Sophia sieht ihm überrascht zu, wie er eine der Lavendelkugeln einpackt und sie ihr dann einfach entgegenstreckt. Er lächelt nicht – das wäre wohl zu viel des Guten – aber wenigstens rollt er dabei nicht mit den Augen. Er sieht sie einfach nur an und wartet, bis sie die kleine Tüte schließlich nimmt.

„Jetzt hast du alles – oder“, sagt er dann und klingt wieder so kühl wie gewohnt.

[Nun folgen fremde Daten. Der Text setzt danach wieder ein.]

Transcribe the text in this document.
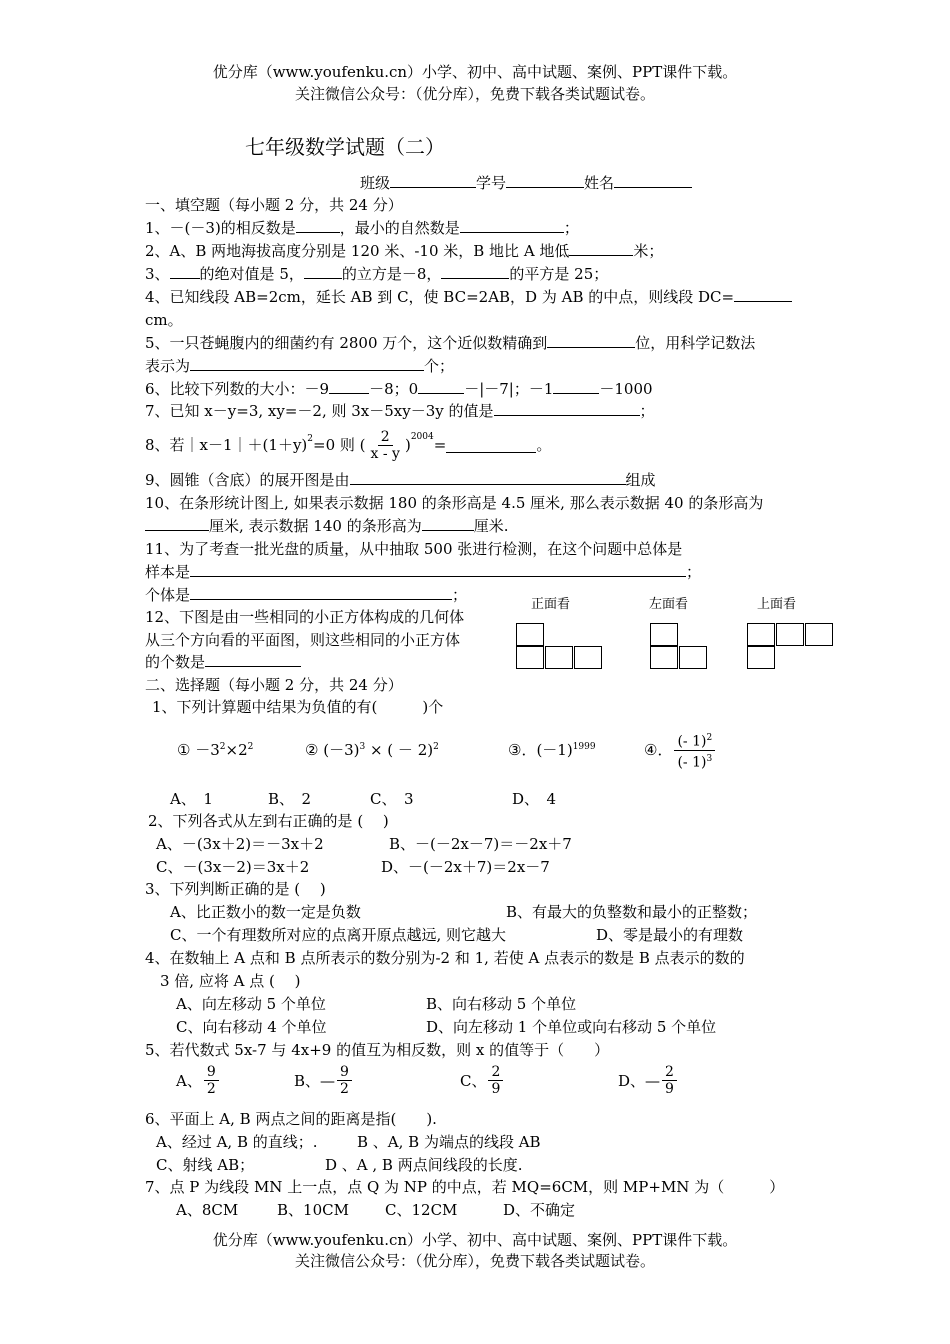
优分库（www.youfenku.cn）小学、初中、高中试题、案例、PPT课件下载。
关注微信公众号：（优分库），免费下载各类试题试卷。
七年级数学试题（二）
班级	学号	姓名
一、填空题（每小题 2 分，共 24 分）
1、－(－3)的相反数是	，最小的自然数是	；
2、A、B 两地海拔高度分别是 120 米、-10 米，B 地比 A 地低	米；
3、 的绝对值是 5，	的立方是－8，	的平方是 25；
4、已知线段 AB=2cm，延长 AB 到 C，使 BC=2AB，D 为 AB 的中点，则线段 DC=
cm。
5、一只苍蝇腹内的细菌约有 2800 万个，这个近似数精确到	位，用科学记数法
表示为	个；
6、比较下列数的大小：－9	－8；0	－|－7|；－1	－1000
7、已知 x－y=3, xy=－2, 则 3x－5xy－3y 的值是	；
8、若$|x-1|+(1+y)^2 =0$ 则 ( $\frac{2}{x - y} )^{2004}$ =	。
9、圆锥（含底）的展开图是由	组成
10、在条形统计图上, 如果表示数据 180 的条形高是 4.5 厘米, 那么表示数据 40 的条形高为
厘米, 表示数据 140 的条形高为	厘米.
11、为了考查一批光盘的质量，从中抽取 500 张进行检测，在这个问题中总体是
样本是	；
个体是	；
12、下图是由一些相同的小正方体构成的几何体
从三个方向看的平面图，则这些相同的小正方体
的个数是
正面看	左面看	上面看
二、选择题（每小题 2 分，共 24 分）
1、下列计算题中结果为负值的有(　　　)个
① $-3^2\times 2^2$	② $(-3)^3$ × ( － 2)$^2$	③．$(-1)^{1999}$	④． $\frac{(- 1)^2}{(- 1)^3}$
A、　1	B、　2	C、　3	D、　4
2、下列各式从左到右正确的是 (　 )
A、－(3x＋2)＝－3x＋2	B、－(－2x－7)＝－2x＋7
C、－(3x－2)＝3x＋2	D、－(－2x＋7)＝2x－7
3、下列判断正确的是 (　 )
A、比正数小的数一定是负数	B、有最大的负整数和最小的正整数；
C、一个有理数所对应的点离开原点越远, 则它越大	D、零是最小的有理数
4、在数轴上 A 点和 B 点所表示的数分别为-2 和 1, 若使 A 点表示的数是 B 点表示的数的
3 倍, 应将 A 点 (　 )
A、向左移动 5 个单位	B、向右移动 5 个单位
C、向右移动 4 个单位	D、向左移动 1 个单位或向右移动 5 个单位
5、若代数式 5x-7 与 4x+9 的值互为相反数，则 x 的值等于（　　）
A、 $\frac{9}{2}$	B、— $\frac{9}{2}$	C、 $\frac{2}{9}$	D、— $\frac{2}{9}$
6、平面上 A, B 两点之间的距离是指(　　).
A、经过 A, B 的直线；.	B 、A, B 为端点的线段 AB
C、射线 AB；	D 、A , B 两点间线段的长度.
7、点 P 为线段 MN 上一点，点 Q 为 NP 的中点，若 MQ=6CM，则 MP+MN 为（　　　）
A、8CM	B、10CM C、12CM	D、不确定
优分库（www.youfenku.cn）小学、初中、高中试题、案例、PPT课件下载。
关注微信公众号：（优分库），免费下载各类试题试卷。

Er will sich gerade umdrehen und weiterarbeiten, da platzt es aus Sophia heraus:

„Warum magst du mich nicht?“

Eigentlich wollte sie nicht so aufdringlich sein, geschweige denn so direkt fragen, aber es kam wie von selbst über ihre Lippen. Er sieht sie daraufhin wieder direkt an und wirkt verwirrt, beinahe irritiert. Er scheint zu überlegen, was er sagen soll, und Sophia hält es kaum noch aus.

„Ich mag dich nicht nicht – wir sind nur einfach keine Freunde“, ist alles, was er daraufhin antwortet und gleich darauf dreht er sich um und lässt sie stehen.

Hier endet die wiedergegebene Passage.